KLIEN RAWAT INAP Perawat harus memberitahu keluarga klien secara tepat tentang kebutuhan perawatan klien.Keluarga harus diberitahu apakah klien boleh miring pada satu atau kedua sisi mata ataukah harus mempertahankan kelurusan punggung,hanya boleh terlentang , apakah klien boleh menggunakan bantal di bawah kepala dan seberapa banyak bagian kepala tempat tidur boleh ditinggikan dan klien diposiskan pada sisi tertentu , Jika klien di izinkan turun dari tempat tidur ,perawatan harus dilakukan agar kepala tidak bergerak atau klien menggerakkan kepala secara tiba-tiba. Aktivitas seksual biasanya dapat dimulai pada 1-8 minggu pascaoperasi, bergantung prosedur operasi yang dilakukan .Dokter akan menjelaskan hal ini kepada klien .Perawat memastikan bahwa klien mengerti apa yang dijelaskan .klien dan keluarga harus didorong untuk memetuhi program pengobatan selama periode penyembuhan di rumah sehingga tidak membahayakan keberhasilan operasi.

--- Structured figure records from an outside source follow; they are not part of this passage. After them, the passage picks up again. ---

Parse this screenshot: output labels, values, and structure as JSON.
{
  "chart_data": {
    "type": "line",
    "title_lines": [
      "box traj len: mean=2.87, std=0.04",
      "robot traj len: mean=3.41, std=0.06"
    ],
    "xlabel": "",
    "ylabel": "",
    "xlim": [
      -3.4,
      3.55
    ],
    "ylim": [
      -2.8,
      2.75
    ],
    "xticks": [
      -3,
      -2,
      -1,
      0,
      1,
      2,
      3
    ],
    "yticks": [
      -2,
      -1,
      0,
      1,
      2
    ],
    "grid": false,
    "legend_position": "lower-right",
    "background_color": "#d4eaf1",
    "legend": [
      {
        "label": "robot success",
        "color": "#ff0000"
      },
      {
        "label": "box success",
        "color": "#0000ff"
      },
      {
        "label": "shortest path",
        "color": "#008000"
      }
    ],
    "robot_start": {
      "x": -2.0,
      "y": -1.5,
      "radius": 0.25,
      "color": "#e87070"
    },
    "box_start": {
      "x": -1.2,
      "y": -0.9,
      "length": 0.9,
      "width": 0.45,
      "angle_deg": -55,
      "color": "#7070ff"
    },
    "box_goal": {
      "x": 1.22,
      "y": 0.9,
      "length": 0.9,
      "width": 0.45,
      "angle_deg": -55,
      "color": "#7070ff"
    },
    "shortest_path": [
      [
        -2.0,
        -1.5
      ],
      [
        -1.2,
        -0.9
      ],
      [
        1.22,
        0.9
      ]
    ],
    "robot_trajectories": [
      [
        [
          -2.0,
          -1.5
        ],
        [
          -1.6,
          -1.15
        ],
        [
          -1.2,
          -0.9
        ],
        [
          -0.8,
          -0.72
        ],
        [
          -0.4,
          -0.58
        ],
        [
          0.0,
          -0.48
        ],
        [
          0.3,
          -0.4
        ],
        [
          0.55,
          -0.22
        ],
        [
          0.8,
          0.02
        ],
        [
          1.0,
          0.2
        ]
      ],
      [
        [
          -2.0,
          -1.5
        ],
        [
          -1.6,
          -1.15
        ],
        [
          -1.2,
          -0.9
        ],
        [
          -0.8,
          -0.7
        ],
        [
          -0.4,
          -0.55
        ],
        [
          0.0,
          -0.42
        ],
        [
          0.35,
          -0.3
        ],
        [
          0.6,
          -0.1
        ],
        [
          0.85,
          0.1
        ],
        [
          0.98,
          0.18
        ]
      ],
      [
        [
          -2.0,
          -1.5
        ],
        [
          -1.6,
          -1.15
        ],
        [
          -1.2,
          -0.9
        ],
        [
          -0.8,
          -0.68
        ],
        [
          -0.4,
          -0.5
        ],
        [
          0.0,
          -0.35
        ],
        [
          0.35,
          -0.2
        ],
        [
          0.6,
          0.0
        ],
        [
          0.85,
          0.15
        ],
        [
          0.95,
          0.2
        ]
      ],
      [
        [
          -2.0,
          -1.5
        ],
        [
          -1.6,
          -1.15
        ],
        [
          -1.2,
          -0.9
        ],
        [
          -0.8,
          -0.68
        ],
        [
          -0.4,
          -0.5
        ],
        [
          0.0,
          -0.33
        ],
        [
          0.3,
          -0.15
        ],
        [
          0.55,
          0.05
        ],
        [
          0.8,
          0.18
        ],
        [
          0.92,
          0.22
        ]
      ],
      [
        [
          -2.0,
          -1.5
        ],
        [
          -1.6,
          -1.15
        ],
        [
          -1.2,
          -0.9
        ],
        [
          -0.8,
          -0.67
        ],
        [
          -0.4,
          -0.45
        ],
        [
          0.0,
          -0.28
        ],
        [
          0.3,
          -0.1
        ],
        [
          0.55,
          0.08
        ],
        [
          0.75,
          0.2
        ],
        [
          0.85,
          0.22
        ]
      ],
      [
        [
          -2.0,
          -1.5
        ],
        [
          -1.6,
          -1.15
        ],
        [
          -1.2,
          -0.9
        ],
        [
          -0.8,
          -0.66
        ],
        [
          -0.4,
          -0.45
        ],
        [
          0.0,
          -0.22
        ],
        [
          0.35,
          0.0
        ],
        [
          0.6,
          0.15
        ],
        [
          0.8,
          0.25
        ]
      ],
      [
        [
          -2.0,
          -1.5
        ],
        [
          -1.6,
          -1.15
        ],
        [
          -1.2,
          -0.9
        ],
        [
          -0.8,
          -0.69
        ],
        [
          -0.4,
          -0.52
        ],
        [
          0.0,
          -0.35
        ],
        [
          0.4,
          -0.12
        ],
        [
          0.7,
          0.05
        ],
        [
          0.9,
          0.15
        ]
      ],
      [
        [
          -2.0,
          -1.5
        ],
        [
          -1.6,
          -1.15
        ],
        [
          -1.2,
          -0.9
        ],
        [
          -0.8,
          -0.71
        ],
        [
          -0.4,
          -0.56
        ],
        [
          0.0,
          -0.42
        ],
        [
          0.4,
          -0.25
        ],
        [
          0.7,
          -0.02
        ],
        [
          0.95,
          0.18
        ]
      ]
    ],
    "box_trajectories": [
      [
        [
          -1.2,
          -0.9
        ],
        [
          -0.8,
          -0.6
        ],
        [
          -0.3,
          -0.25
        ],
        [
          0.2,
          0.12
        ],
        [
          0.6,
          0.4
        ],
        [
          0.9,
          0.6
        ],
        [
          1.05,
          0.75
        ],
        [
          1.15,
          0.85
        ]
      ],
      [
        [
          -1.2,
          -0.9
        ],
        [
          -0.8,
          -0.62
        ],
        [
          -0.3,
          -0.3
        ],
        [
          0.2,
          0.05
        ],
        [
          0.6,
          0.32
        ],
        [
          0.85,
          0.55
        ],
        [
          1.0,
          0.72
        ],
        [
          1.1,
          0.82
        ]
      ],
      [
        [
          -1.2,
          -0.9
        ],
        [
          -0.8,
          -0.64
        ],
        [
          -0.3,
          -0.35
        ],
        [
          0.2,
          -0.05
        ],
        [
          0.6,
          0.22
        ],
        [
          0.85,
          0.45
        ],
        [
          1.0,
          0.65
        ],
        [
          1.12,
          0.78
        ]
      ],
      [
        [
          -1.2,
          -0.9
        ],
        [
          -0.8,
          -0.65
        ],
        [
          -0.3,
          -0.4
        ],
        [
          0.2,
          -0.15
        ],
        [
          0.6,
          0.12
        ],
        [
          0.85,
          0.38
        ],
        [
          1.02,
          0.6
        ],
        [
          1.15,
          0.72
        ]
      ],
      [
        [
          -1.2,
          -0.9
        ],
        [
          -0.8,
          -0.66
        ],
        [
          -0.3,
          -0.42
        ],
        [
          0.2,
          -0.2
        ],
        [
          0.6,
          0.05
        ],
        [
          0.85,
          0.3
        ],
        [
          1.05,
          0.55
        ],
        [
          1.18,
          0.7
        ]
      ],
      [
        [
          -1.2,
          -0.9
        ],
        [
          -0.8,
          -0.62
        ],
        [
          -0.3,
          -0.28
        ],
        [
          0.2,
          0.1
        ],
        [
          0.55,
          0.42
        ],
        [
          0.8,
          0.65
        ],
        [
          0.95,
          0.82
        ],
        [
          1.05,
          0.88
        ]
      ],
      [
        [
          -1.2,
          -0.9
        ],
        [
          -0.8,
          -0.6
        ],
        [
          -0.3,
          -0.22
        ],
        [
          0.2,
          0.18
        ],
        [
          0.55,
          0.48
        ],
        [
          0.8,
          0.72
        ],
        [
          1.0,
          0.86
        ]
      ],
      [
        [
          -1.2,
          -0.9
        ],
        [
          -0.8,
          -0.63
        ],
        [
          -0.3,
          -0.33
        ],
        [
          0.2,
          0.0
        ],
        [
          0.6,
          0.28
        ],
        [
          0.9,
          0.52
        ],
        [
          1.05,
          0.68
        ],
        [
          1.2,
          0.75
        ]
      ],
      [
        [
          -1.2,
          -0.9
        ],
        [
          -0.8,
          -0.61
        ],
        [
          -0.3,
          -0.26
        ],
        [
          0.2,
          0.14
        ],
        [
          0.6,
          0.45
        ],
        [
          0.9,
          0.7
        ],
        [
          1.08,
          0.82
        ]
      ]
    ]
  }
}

PERAWATAN DI RUMAH PASCAOPERASI MATA Beritahu klien dan keluarga untuk : 1. Selalu mencuci tangan sebelum memberikan obat mata. Cek label pada botol obat secara seksama untuk memastikan ketepatan medikasi. Cegah kontaminasi pada botol obat. 2. Teteskan hanya sejumlah tetesan yang dianjurkan ; lakukan penekanan pada kantus medial untuk mencegah absorpsi sistemik ; tutup mata secara perlahan . 3. Ganti balutan minimal 1 kali sehari 4. Ikuti jadwal pengobatan yang diberikan secara tepat.Berikan jadwal tertulis 5. Pertahankan posisi kepala yang ditentukan dan batasi aktivitas 6. Laporkan tanda-tanda komplikasi yang meliputi peningkatan nyeri mata mendadak (indikasi pendarahan),drainase puluren ,penurunan visus,tanda peningkatan tekanan intraocular (TIO) seperti nyeri dahi.